When she left, little Emma McChesney was sleeping, by a curious coincidence, as she had been when Emma arrived, so that she could not have the satisfaction of a last pressure of the lips against the rose-petal cheek. She had to content herself with listening close to the door in the vain hope of catching a last sound of the child's breathing.
She was laden with fruits and flowers and magazines on her departure, as she had been when she left New York. But, somehow, these things did not seem to interest her. After the train had left Chicago's smoky buildings far behind, she sat very still for a long time, her eyes shut. She told herself that she felt and looked very old, very tired, very unlike the Emma McChesney Buck who had left New York a few weeks before. Then she thought of T. A., and her eyes unclosed and she smiled. By the time the train had reached Cleveland the little lines seemed miraculously to have disappeared, somehow, from about her eyes. When they left the One Hundred and Twenty-fifth Street station she was a creature transformed. And when the train rolled into the great down-town shed, Emma was herself again, bright-eyed, alert, vibrating energy.
There was no searching, no hesitation. Her eyes met his, and his eyes found hers with a quite natural magnetism.
"Oh, T. A., my dear, my dear! I didn't know you were so handsome! And how beautiful New York is! Tell me: Have I grown old? Have I?"
T. A. bundled her into a taxi and gazed at her in some alarm.
"You! Old! What put that nonsense into your head? You're tired, dear. We'll go home, and you'll have a good rest, and a quiet evening——"

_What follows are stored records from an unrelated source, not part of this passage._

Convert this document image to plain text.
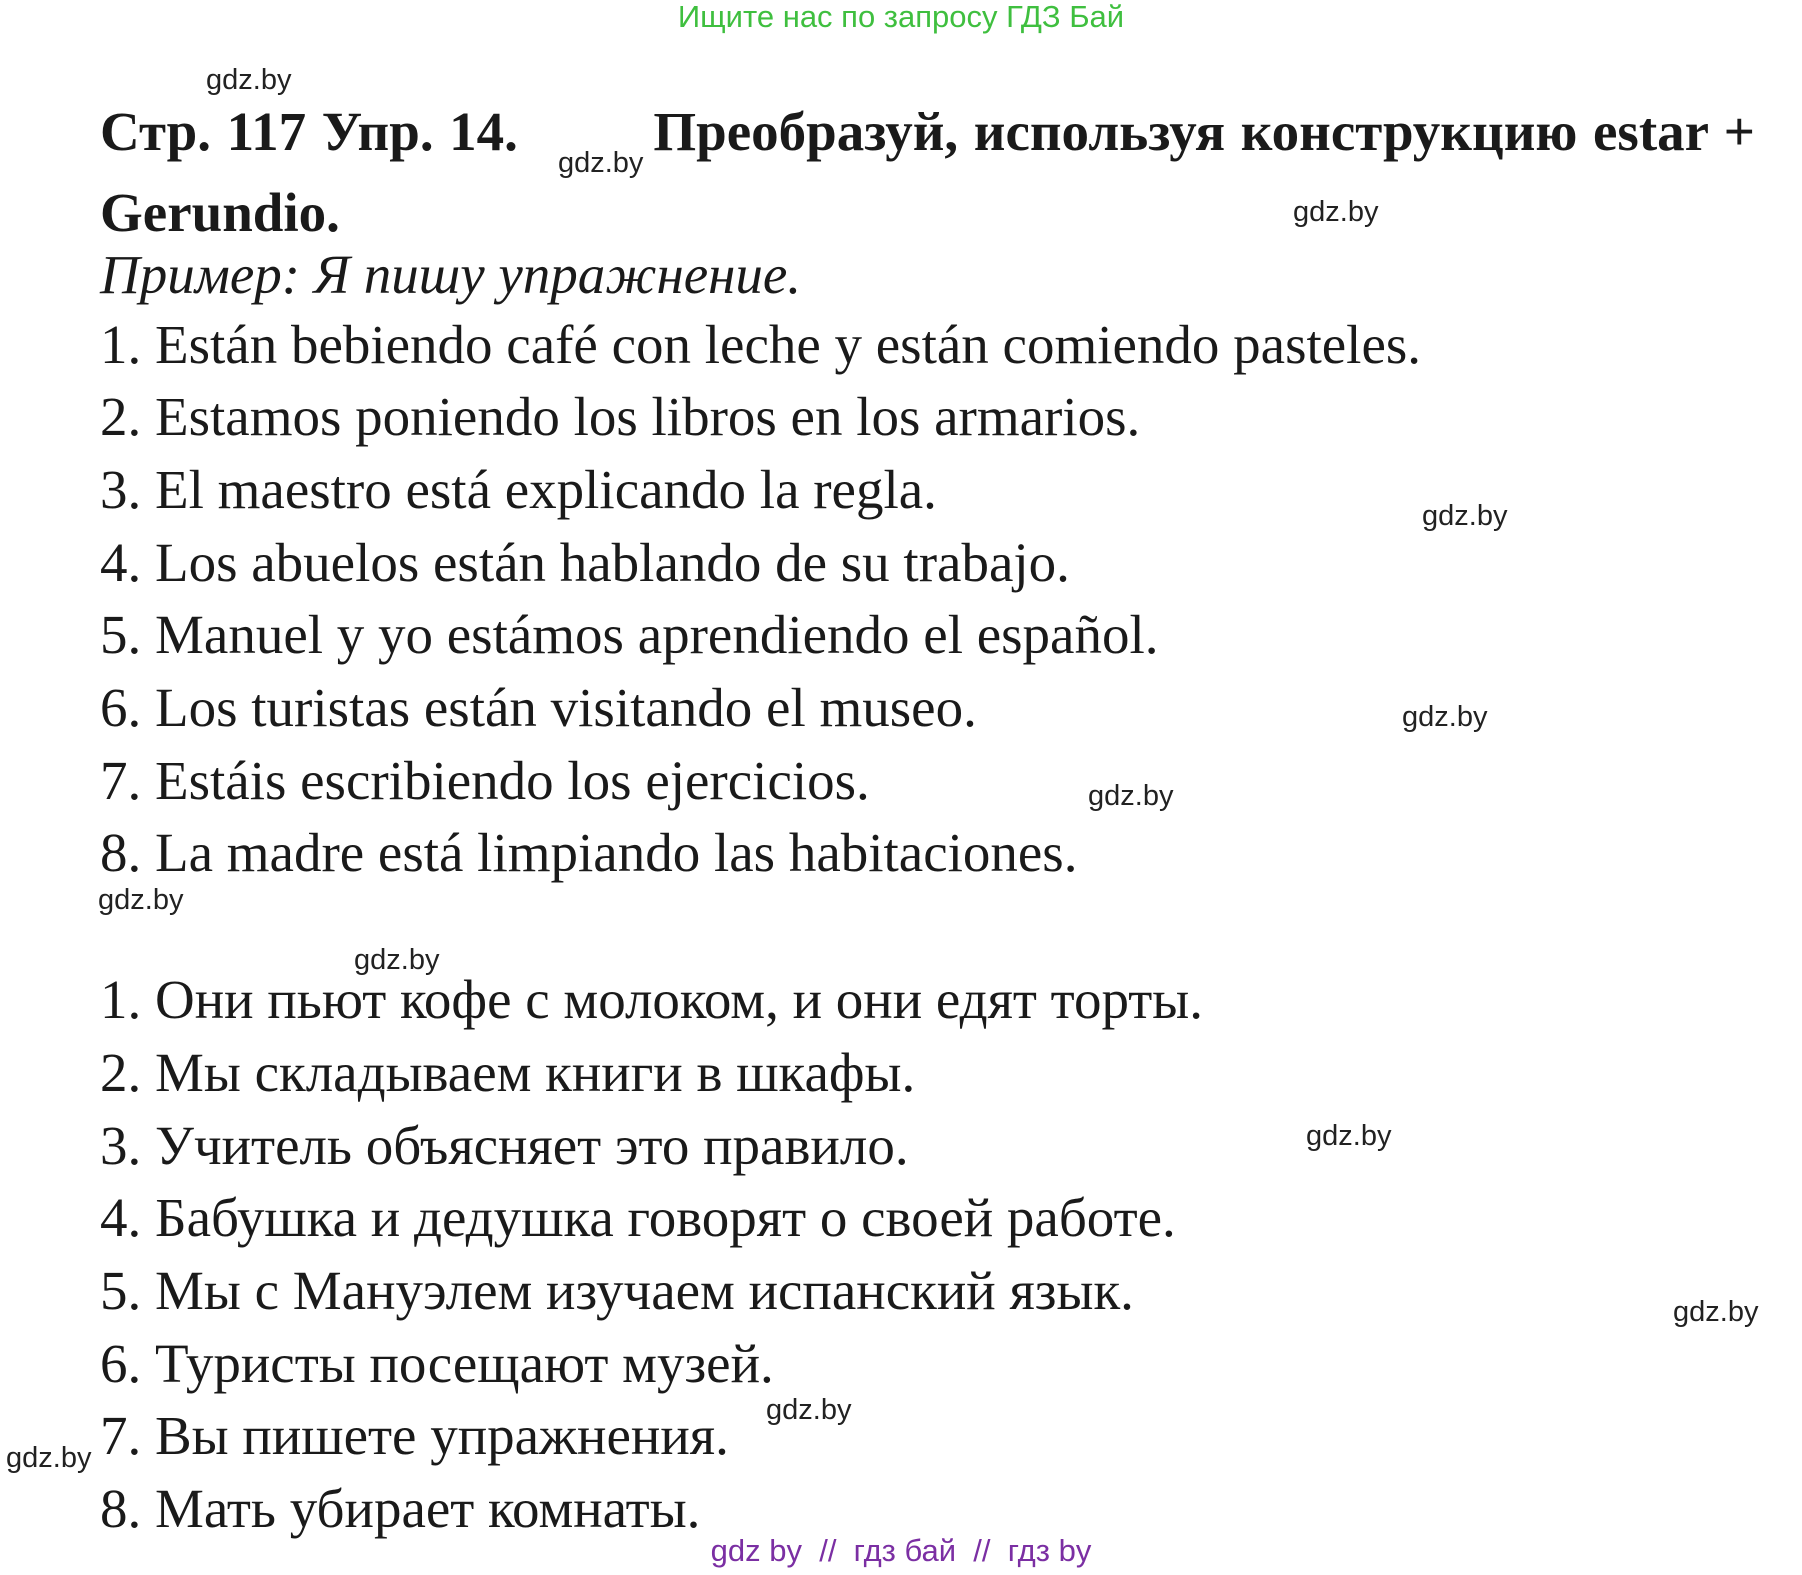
Ищите нас по запросу ГДЗ Бай
Стр. 117 Упр. $14._{gdz.by}Преобразуй$, используя конструкцию estar + Gerundio.
Пример: Я пишу упражнение.
1. Están bebiendo café con leche y están comiendo pasteles.
2. Estamos poniendo los libros en los armarios.
3. El maestro está explicando la regla.
4. Los abuelos están hablando de su trabajo.
5. Manuel y yo estámos aprendiendo el español.
6. Los turistas están visitando el museo.
7. Estáis escribiendo los ejercicios.
8. La madre está limpiando las habitaciones.
1. Они пьют кофе с молоком, и они едят торты.
2. Мы складываем книги в шкафы.
3. Учитель объясняет это правило.
4. Бабушка и дедушка говорят о своей работе.
5. Мы с Мануэлем изучаем испанский язык.
6. Туристы посещают музей.
7. Вы пишете упражнения.
8. Мать убирает комнаты.
gdz.by
gdz.by
gdz.by
gdz.by
gdz.by
gdz.by
gdz.by
gdz.by
gdz.by
gdz.by
gdz.by
gdz by  //  гдз бай  //  гдз by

"Rest!" echoed Emma, and sat up very straight, her cheeks pink. "Quiet evening! T. A. Buck, listen to me. I've had nothing but rest and quiet evenings for six weeks. I feel a million years old. One more day of being a grandmother and I should have died! Do you know what I'm going to do? I'm going to stop at Fifth Avenue this minute and buy a hat that's a thousand times too young for me, and you're going with me to tell me that it isn't. And then you'll take me somewhere to dinner—a place with music and pink shades. And then I want to see a wicked play, preferably with a runway through the center aisle for the chorus.
And then I want to go somewhere and dance! Get that, dear? Dance! Tell me, T. A.—tell me the truth: Do you think I'm old, and faded, and wistful and grandmotherly?"
"I think," said T. A. Buck, "that you're the most beautiful, the most wonderful, the most adorable woman in the world, and the more foolish your new hat is and the later we dance the better I'll like it. It has been awful without you, Emma."
Emma closed her eyes and there came from the depths of her heart a great sigh of relief, and comfort and gratification.